Friday, August 22, 2025

August 22nd, 1965

60 YEARS AGO TODAY:

8/22/65 – In perhaps the all-time worst example of unsportsmanlike behavior, San Francisco Giants pitcher Juan Marichal hit LA Dodger catcher John Roseboro on the head with his bat, causing a 14 minute brawl.  Roseboro would need 14 stitches to close the gash on his head and missed the next two games due to the injury.  Marichal, on the other hand, was suspended for what amounted to the next ten games, meaning he lost two starts as well, and fined a then record $1750.



Quoting from Kevin Stone's article on the 50th anniversary of this incident:

On August 22nd, 1965, a season-high crowd of 42,807 packed Candlestick Park for a key National League matchup between baseball's biggest rivals. With two future Hall of Famers on the mound, it promised to be a memorable afternoon.

It certainly was, but not because the San Francisco Giants beat the first-place Los Angeles Dodgers 4-3 or because of the pitching performances by Sandy Koufax and Juan Marichal.
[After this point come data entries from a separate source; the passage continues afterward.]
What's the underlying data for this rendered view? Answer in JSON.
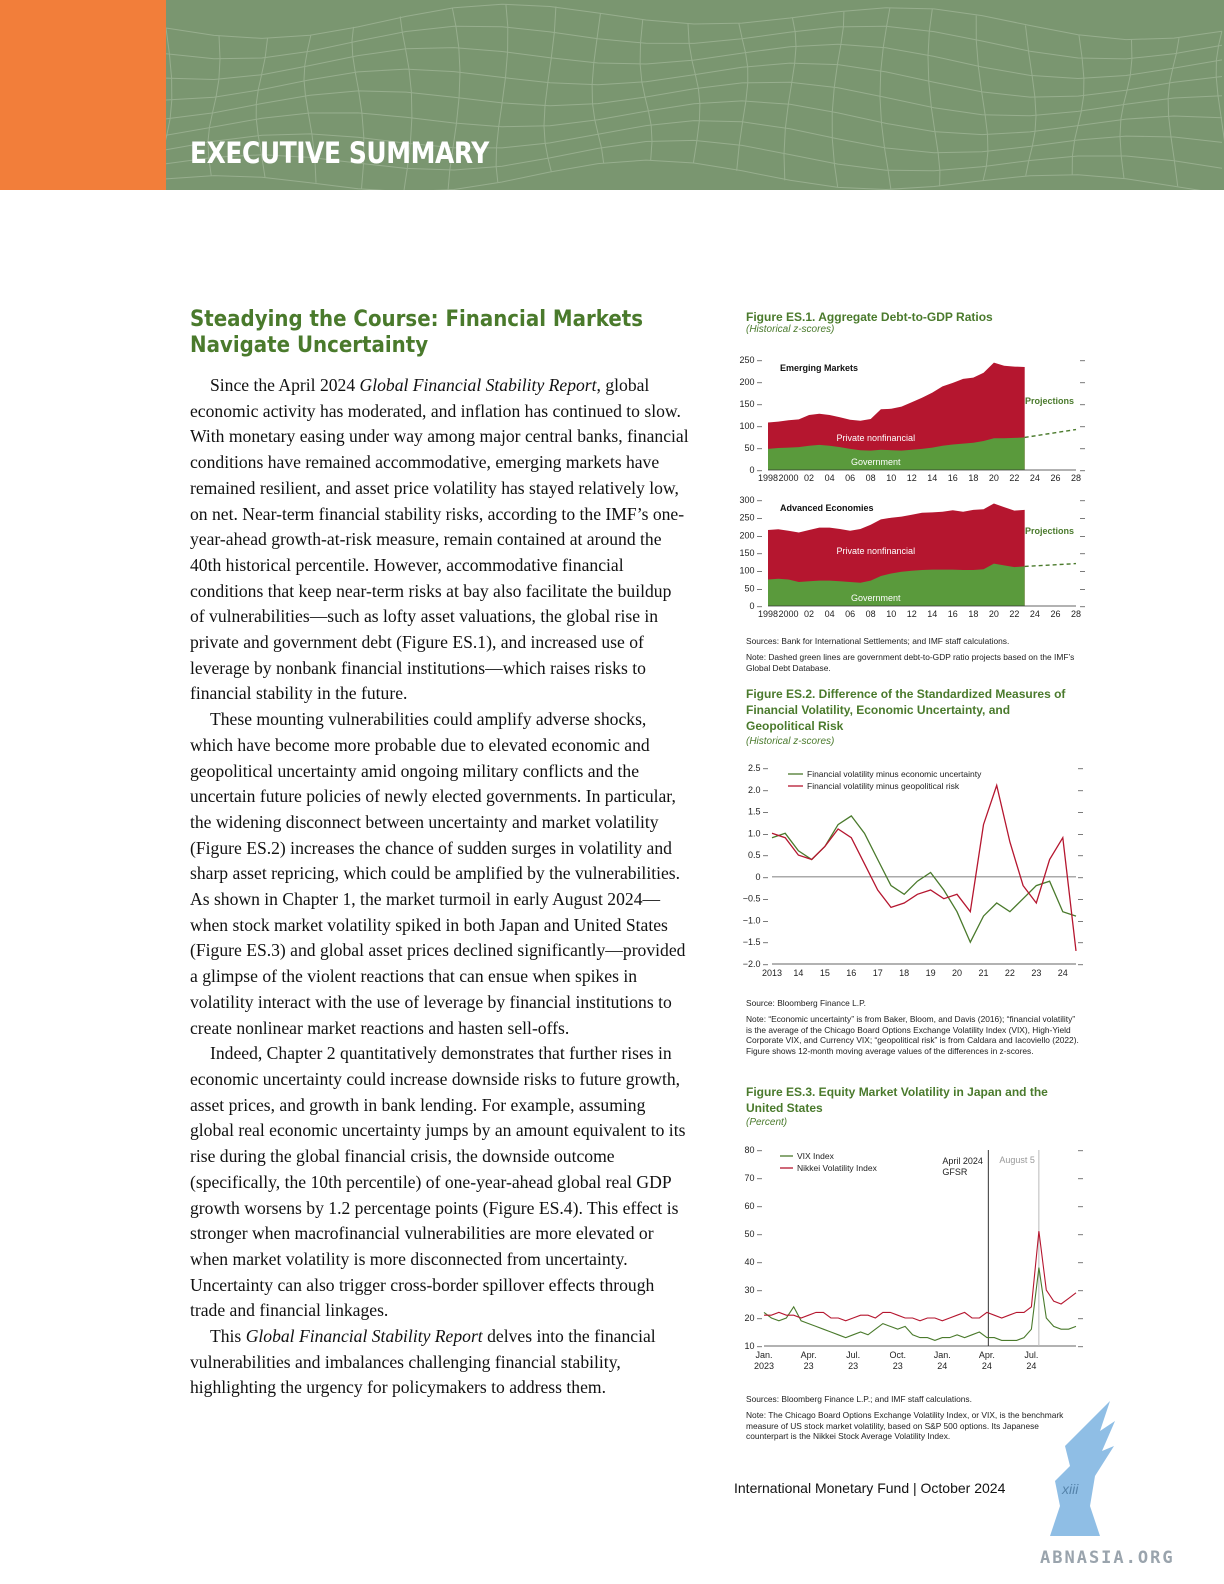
{
  "header": {
    "title": "EXECUTIVE SUMMARY"
  },
  "section": {
    "title": "Steadying the Course: Financial Markets Navigate Uncertainty",
    "p1": {
      "a": "Since the April 2024 ",
      "b": "Global Financial Stability Report",
      "c": ", global economic activity has moderated, and inflation has continued to slow. With monetary easing under way among major central banks, financial conditions have remained accommodative, emerging markets have remained resilient, and asset price volatility has stayed relatively low, on net. Near-term financial stability risks, according to the IMF’s one-year-ahead growth-at-risk measure, remain contained at around the 40th historical percentile. However, accommodative financial conditions that keep near-term risks at bay also facilitate the buildup of vulnerabilities—such as lofty asset valuations, the global rise in private and government debt (Figure ES.1), and increased use of leverage by nonbank financial institutions—which raises risks to financial stability in the future."
    },
    "p2": "These mounting vulnerabilities could amplify adverse shocks, which have become more probable due to elevated economic and geopolitical uncertainty amid ongoing military conflicts and the uncertain future policies of newly elected governments. In particular, the widening disconnect between uncertainty and market volatility (Figure ES.2) increases the chance of sudden surges in volatility and sharp asset repricing, which could be amplified by the vulnerabilities. As shown in Chapter 1, the market turmoil in early August 2024—when stock market volatility spiked in both Japan and United States (Figure ES.3) and global asset prices declined significantly—provided a glimpse of the violent reactions that can ensue when spikes in volatility interact with the use of leverage by financial institutions to create nonlinear market reactions and hasten sell-offs.",
    "p3": "Indeed, Chapter 2 quantitatively demonstrates that further rises in economic uncertainty could increase downside risks to future growth, asset prices, and growth in bank lending. For example, assuming global real economic uncertainty jumps by an amount equivalent to its rise during the global financial crisis, the downside outcome (specifically, the 10th percentile) of one-year-ahead global real GDP growth worsens by 1.2 percentage points (Figure ES.4). This effect is stronger when macrofinancial vulnerabilities are more elevated or when market volatility is more disconnected from uncertainty. Uncertainty can also trigger cross-border spillover effects through trade and financial linkages.",
    "p4": {
      "a": "This ",
      "b": "Global Financial Stability Report",
      "c": " delves into the financial vulnerabilities and imbalances challenging financial stability, highlighting the urgency for policymakers to address them."
    }
  },
  "fig1": {
    "title": "Figure ES.1. Aggregate Debt-to-GDP Ratios",
    "subtitle": "(Historical z-scores)",
    "sources": "Sources: Bank for International Settlements; and IMF staff calculations.",
    "note": "Note: Dashed green lines are government debt-to-GDP ratio projects based on the IMF’s Global Debt Database."
  },
  "fig2": {
    "title": "Figure ES.2. Difference of the Standardized Measures of Financial Volatility, Economic Uncertainty, and Geopolitical Risk",
    "subtitle": "(Historical z-scores)",
    "sources": "Source: Bloomberg Finance L.P.",
    "note": "Note: “Economic uncertainty” is from Baker, Bloom, and Davis (2016); “financial volatility” is the average of the Chicago Board Options Exchange Volatility Index (VIX), High-Yield Corporate VIX, and Currency VIX; “geopolitical risk” is from Caldara and Iacoviello (2022). Figure shows 12-month moving average values of the differences in z-scores."
  },
  "fig3": {
    "title": "Figure ES.3. Equity Market Volatility in Japan and the United States",
    "subtitle": "(Percent)",
    "sources": "Sources: Bloomberg Finance L.P.; and IMF staff calculations.",
    "note": "Note: The Chicago Board Options Exchange Volatility Index, or VIX, is the benchmark measure of US stock market volatility, based on S&P 500 options. Its Japanese counterpart is the Nikkei Stock Average Volatility Index."
  },
  "colors": {
    "green": "#4a7a2c",
    "area_green": "#5a9a3c",
    "area_red": "#b5162f",
    "orange": "#f27e3a",
    "banner": "#7a9670"
  },
  "chart_data": [
    {
      "type": "area",
      "title": "Emerging Markets",
      "annotations": [
        "Projections",
        "Private nonfinancial",
        "Government"
      ],
      "x_labels": [
        "1998",
        "2000",
        "02",
        "04",
        "06",
        "08",
        "10",
        "12",
        "14",
        "16",
        "18",
        "20",
        "22",
        "24",
        "26",
        "28"
      ],
      "y_ticks": [
        "0",
        "50",
        "100",
        "150",
        "200",
        "250"
      ],
      "ylim": [
        0,
        250
      ],
      "x": [
        1998,
        1999,
        2000,
        2001,
        2002,
        2003,
        2004,
        2005,
        2006,
        2007,
        2008,
        2009,
        2010,
        2011,
        2012,
        2013,
        2014,
        2015,
        2016,
        2017,
        2018,
        2019,
        2020,
        2021,
        2022,
        2023
      ],
      "series": [
        {
          "name": "Government",
          "values": [
            48,
            50,
            51,
            52,
            55,
            57,
            55,
            52,
            48,
            45,
            44,
            46,
            45,
            44,
            46,
            48,
            51,
            55,
            58,
            60,
            62,
            66,
            72,
            72,
            73,
            74
          ]
        },
        {
          "name": "Private nonfinancial",
          "values": [
            60,
            60,
            62,
            63,
            70,
            71,
            70,
            68,
            66,
            67,
            72,
            92,
            94,
            100,
            108,
            116,
            125,
            135,
            140,
            147,
            148,
            155,
            172,
            165,
            162,
            160
          ]
        }
      ],
      "projection": {
        "x": [
          2023,
          2028
        ],
        "values": [
          74,
          92
        ]
      }
    },
    {
      "type": "area",
      "title": "Advanced Economies",
      "annotations": [
        "Projections",
        "Private nonfinancial",
        "Government"
      ],
      "x_labels": [
        "1998",
        "2000",
        "02",
        "04",
        "06",
        "08",
        "10",
        "12",
        "14",
        "16",
        "18",
        "20",
        "22",
        "24",
        "26",
        "28"
      ],
      "y_ticks": [
        "0",
        "50",
        "100",
        "150",
        "200",
        "250",
        "300"
      ],
      "ylim": [
        0,
        300
      ],
      "x": [
        1998,
        1999,
        2000,
        2001,
        2002,
        2003,
        2004,
        2005,
        2006,
        2007,
        2008,
        2009,
        2010,
        2011,
        2012,
        2013,
        2014,
        2015,
        2016,
        2017,
        2018,
        2019,
        2020,
        2021,
        2022,
        2023
      ],
      "series": [
        {
          "name": "Government",
          "values": [
            75,
            77,
            75,
            68,
            70,
            72,
            72,
            70,
            68,
            66,
            72,
            85,
            92,
            97,
            100,
            102,
            103,
            103,
            103,
            102,
            102,
            104,
            120,
            115,
            110,
            112
          ]
        },
        {
          "name": "Private nonfinancial",
          "values": [
            140,
            140,
            138,
            140,
            145,
            150,
            150,
            148,
            145,
            152,
            158,
            160,
            158,
            156,
            158,
            162,
            162,
            164,
            168,
            165,
            170,
            170,
            170,
            165,
            160,
            160
          ]
        }
      ],
      "projection": {
        "x": [
          2023,
          2028
        ],
        "values": [
          112,
          120
        ]
      }
    },
    {
      "type": "line",
      "y_ticks": [
        "2.5",
        "2.0",
        "1.5",
        "1.0",
        "0.5",
        "0",
        "−0.5",
        "−1.0",
        "−1.5",
        "−2.0"
      ],
      "x_labels": [
        "2013",
        "14",
        "15",
        "16",
        "17",
        "18",
        "19",
        "20",
        "21",
        "22",
        "23",
        "24"
      ],
      "ylim": [
        -2.0,
        2.5
      ],
      "x": [
        2013.0,
        2013.5,
        2014.0,
        2014.5,
        2015.0,
        2015.5,
        2016.0,
        2016.5,
        2017.0,
        2017.5,
        2018.0,
        2018.5,
        2019.0,
        2019.5,
        2020.0,
        2020.5,
        2021.0,
        2021.5,
        2022.0,
        2022.5,
        2023.0,
        2023.5,
        2024.0,
        2024.5
      ],
      "series": [
        {
          "name": "Financial volatility minus economic uncertainty",
          "values": [
            0.9,
            1.0,
            0.6,
            0.4,
            0.7,
            1.2,
            1.4,
            1.0,
            0.4,
            -0.2,
            -0.4,
            -0.1,
            0.1,
            -0.3,
            -0.8,
            -1.5,
            -0.9,
            -0.6,
            -0.8,
            -0.5,
            -0.2,
            -0.1,
            -0.8,
            -0.9
          ]
        },
        {
          "name": "Financial volatility minus geopolitical risk",
          "values": [
            1.0,
            0.9,
            0.5,
            0.4,
            0.7,
            1.1,
            0.9,
            0.3,
            -0.3,
            -0.7,
            -0.6,
            -0.4,
            -0.3,
            -0.5,
            -0.4,
            -0.8,
            1.2,
            2.1,
            0.8,
            -0.2,
            -0.6,
            0.4,
            0.9,
            -1.7
          ]
        }
      ]
    },
    {
      "type": "line",
      "y_ticks": [
        "80",
        "70",
        "60",
        "50",
        "40",
        "30",
        "20",
        "10"
      ],
      "x_labels": [
        "Jan. 2023",
        "Apr. 23",
        "Jul. 23",
        "Oct. 23",
        "Jan. 24",
        "Apr. 24",
        "Jul. 24"
      ],
      "ylim": [
        10,
        80
      ],
      "annotations": [
        "April 2024 GFSR",
        "August 5"
      ],
      "x": [
        0,
        0.5,
        1,
        1.5,
        2,
        2.5,
        3,
        3.5,
        4,
        4.5,
        5,
        5.5,
        6,
        6.5,
        7,
        7.5,
        8,
        8.5,
        9,
        9.5,
        10,
        10.5,
        11,
        11.5,
        12,
        12.5,
        13,
        13.5,
        14,
        14.5,
        15,
        15.5,
        16,
        16.5,
        17,
        17.5,
        18,
        18.5,
        19,
        19.5,
        20,
        20.5,
        21
      ],
      "series": [
        {
          "name": "VIX Index",
          "values": [
            22,
            20,
            19,
            20,
            24,
            19,
            18,
            17,
            16,
            15,
            14,
            13,
            14,
            15,
            14,
            16,
            18,
            17,
            16,
            17,
            14,
            13,
            13,
            12,
            13,
            13,
            14,
            13,
            14,
            15,
            13,
            13,
            12,
            12,
            12,
            13,
            16,
            38,
            20,
            17,
            16,
            16,
            17
          ]
        },
        {
          "name": "Nikkei Volatility Index",
          "values": [
            21,
            21,
            22,
            21,
            21,
            20,
            21,
            22,
            22,
            20,
            20,
            19,
            20,
            21,
            21,
            20,
            22,
            22,
            21,
            20,
            20,
            19,
            20,
            20,
            19,
            20,
            21,
            22,
            20,
            20,
            22,
            21,
            20,
            21,
            22,
            22,
            24,
            51,
            30,
            26,
            25,
            27,
            29
          ]
        }
      ]
    }
  ]
}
And not because the game featured four future Hall of Famers (the two aces along with the Giants' Willie Mays and Willie McCovey) and four members of the that year's NL All-Star team (Dodgers shortstop Maury Wills, Koufax, Mays and Marichal).

The contest is still remembered for arguably the ugliest moment in MLB history. In the bottom of the third inning, Marichal infamously clubbed Dodgers catcher John Roseboro over the head with a bat, an action never seen before or again on a major league field.

Get the complete story here:  https://www.espn.com/mlb/story/_/id/13463881/juan-marichal-hit-john-roseboro-bat-ugly-baseball-brawl-50-years-ago 

According to Stone's article, both men were able to put the incident behind them. In fact, the two were reunited at an old-timers' game in 1982. At the time, Marichal hadn't yet been elected into the Baseball Hall of Fame, despite two years of eligibility.  It was widely believed that this denial of recognition was at least in some small part due to what he had done to Roseboro. 

The men later became friends, and Roseboro made it known that he held no grudge against Marichal.  "There were no hard feelings on my part, and I thought if that was made public, people would believe that this was really over with,"  Roseboro told the LA Times in 1990, "So I saw him at a Dodger old-timers' game and we posed for pictures together and I actually visited him in the Dominican. The next year, he was in the Hall of Fame."

When Roseboro died at age 69 in 2002, Marichal was an honorary pallbearer and a speaker at the funeral.